There have been numerous projects that have attempted to create either a universal medical language, or to provide a translation medium between systems. For example, there is the Unified Medical Language System (UMLS) project, and the older Medical Subject Heading (MESH) vocabulary, both funded by the National Library of Medicine.10,11 Both attempt to address the tower of Babel issue by using concepts that map onto a variety of naming schemes. For example, hypertension and high blood pressure map to the same meaning. The importance of this mapping is that it allows free, unencumbered access to thousands of medical record documents that would have otherwise been unexaminable. For example, when searching a knowledge base for “high blood pressure”, the user generally wants references to equivalent terms as well. The alternative, of course, would be to have the researcher perform the translation, supplying all possible related terms. However, such an approach would be time and resource intensive, and prone to errors of omission.
A related knowledge management issue that has recently become significant in the medical community is how to handle the myriad of medical resources now available through the World Wide Web.12 While some well-known, high-quality resources, such as MEDLINE, from the National Library of Medicine13, are relatively easy to locate, other resources are not.14 Even so, many clinicians and their patients are making use of medical resources on the Web at a surprising rate. There are resources for continuing medical education, for decision support, and for creating electronic medical records. Although there are issues of security and confidentiality, Web-based electronic medical records is certainly the wave of the future. Given the richness and variable quality of the medical resources available through the Web, there is considerable pressure to develop a workable knowledge management scheme that provides easy-to-use, efficient access to a variety of medical sites.

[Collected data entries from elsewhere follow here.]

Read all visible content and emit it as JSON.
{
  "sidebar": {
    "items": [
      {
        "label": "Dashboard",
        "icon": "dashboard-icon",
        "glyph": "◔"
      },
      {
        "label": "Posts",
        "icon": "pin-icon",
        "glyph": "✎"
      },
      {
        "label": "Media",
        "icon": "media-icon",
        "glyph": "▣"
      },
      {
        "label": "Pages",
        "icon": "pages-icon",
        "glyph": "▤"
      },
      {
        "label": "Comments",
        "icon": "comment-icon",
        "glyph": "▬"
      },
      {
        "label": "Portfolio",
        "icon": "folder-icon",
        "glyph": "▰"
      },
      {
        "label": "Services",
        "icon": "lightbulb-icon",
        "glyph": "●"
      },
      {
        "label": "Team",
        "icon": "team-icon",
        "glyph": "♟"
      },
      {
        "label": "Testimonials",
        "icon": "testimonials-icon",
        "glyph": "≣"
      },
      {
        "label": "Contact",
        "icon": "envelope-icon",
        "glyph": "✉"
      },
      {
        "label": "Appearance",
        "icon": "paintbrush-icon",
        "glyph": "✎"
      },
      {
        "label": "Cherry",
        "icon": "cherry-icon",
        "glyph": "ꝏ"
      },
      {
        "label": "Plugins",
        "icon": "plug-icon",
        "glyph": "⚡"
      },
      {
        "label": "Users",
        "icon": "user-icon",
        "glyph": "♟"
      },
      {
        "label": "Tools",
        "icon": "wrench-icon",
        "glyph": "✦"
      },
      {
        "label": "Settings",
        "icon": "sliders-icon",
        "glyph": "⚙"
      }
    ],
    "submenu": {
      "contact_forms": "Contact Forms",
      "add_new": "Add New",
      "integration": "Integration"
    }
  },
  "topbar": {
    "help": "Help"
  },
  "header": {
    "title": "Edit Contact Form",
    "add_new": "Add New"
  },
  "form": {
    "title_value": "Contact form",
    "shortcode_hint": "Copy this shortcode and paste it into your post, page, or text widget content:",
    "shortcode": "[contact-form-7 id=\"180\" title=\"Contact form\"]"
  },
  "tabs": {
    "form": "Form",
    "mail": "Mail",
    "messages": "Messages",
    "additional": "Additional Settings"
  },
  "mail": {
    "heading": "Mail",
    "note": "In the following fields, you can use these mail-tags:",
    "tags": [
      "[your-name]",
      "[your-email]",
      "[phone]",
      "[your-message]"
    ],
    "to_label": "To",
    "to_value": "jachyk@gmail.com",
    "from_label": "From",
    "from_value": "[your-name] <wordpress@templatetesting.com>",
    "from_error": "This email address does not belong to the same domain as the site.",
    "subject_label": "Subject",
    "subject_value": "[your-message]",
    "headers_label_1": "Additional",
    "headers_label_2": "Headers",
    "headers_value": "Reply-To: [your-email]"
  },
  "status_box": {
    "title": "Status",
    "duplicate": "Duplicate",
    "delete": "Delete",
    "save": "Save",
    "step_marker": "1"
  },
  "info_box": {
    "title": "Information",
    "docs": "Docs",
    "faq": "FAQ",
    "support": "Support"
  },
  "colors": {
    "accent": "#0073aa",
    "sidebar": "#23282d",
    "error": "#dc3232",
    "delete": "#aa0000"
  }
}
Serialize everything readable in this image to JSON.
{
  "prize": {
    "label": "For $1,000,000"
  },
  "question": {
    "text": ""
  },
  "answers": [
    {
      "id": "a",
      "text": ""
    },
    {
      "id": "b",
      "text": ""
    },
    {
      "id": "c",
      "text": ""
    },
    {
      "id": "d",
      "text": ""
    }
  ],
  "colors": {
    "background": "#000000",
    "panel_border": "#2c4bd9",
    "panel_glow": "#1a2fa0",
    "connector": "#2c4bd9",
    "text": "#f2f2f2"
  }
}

Another example of how knowledge management technologies are being applied to modern medicine is in the areas of medical voice recognition.15 With the increasing cost and delays associated with traditional transcription services, where clinicians and hospitals pay typists to transcribe their recorded transcripts of patient findings, there is renewed interest in alternative recording technologies. One of the most promising, voice recognition, requires that context-specific language models be created for each area of practice. For example, there are typically different language models for radiology, oncology, pathology, and primary care. Creating a language model, which describes both the vocabulary and probability of word phrases, requires processing thousands of typical medical records for a given speciality. These prototypical records must be selected and analysed carefully for the best results.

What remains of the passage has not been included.